Bill's New Frock
- First edition
- Author: Anne Fine
- Illustrator: Philippe Dupasquier
- Language: English
- Genre: Children's
- Publisher: Methuen
- Publication date: 1989
- Publication place: United Kingdom
- Media type: Print (Hardcover)
- Pages: 96
- ISBN: 0-416-12152-7

= Bill's New Frock =

1989 children's book by Anne Fine

Bill's New Frock is a fiction book for younger readers, written by Anne Fine and illustrated by Philippe Dupasquier. First published in 1989, and reissued in 2002, it concerns a young boy, Bill Simpson, who wakes up one morning to find he has transformed into a girl. Now forced to go to school in a pink dress, Bill discovers one of the worst days in his life is about to unfold. Baffled by the way things are just different for girls, Bill falls headlong into trouble. The book was adapted into a television special, which first aired on 6 June 1998.
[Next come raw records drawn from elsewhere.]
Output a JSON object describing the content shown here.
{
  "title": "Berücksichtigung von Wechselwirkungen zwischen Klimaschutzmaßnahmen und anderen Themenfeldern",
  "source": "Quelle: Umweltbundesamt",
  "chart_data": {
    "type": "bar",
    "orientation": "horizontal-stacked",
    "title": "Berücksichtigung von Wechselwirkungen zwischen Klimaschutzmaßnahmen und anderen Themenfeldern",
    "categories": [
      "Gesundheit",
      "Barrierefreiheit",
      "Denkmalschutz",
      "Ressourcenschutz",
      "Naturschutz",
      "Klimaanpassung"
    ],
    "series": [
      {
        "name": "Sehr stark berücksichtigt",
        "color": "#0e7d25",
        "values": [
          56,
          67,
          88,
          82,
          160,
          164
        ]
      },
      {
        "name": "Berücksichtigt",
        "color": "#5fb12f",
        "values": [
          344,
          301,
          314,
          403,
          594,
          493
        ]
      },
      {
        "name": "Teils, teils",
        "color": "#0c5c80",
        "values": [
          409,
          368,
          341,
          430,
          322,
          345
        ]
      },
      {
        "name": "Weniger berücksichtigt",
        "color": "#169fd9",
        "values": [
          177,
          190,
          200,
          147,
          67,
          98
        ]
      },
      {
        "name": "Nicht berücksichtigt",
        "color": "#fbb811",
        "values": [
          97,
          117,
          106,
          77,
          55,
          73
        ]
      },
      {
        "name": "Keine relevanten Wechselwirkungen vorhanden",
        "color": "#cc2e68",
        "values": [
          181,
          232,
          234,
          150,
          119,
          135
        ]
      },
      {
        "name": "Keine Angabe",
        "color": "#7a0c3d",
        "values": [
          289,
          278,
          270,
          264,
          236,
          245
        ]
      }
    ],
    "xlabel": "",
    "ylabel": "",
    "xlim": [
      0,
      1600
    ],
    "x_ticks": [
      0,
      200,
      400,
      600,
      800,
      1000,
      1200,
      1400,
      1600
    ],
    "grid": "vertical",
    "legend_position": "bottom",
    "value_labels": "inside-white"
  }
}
The book has been used in United Kingdom schools to challenge gender stereotyping among primary school students. A 2002 study by the Social Science Research Unit, University of London, found evidence of children considering ‘the different treatment that boys and girls receive’, after reading the book.

In 1989, Bill's New Frock was awarded a Nestlé Smarties Book Prize in the 6 to 8 years category.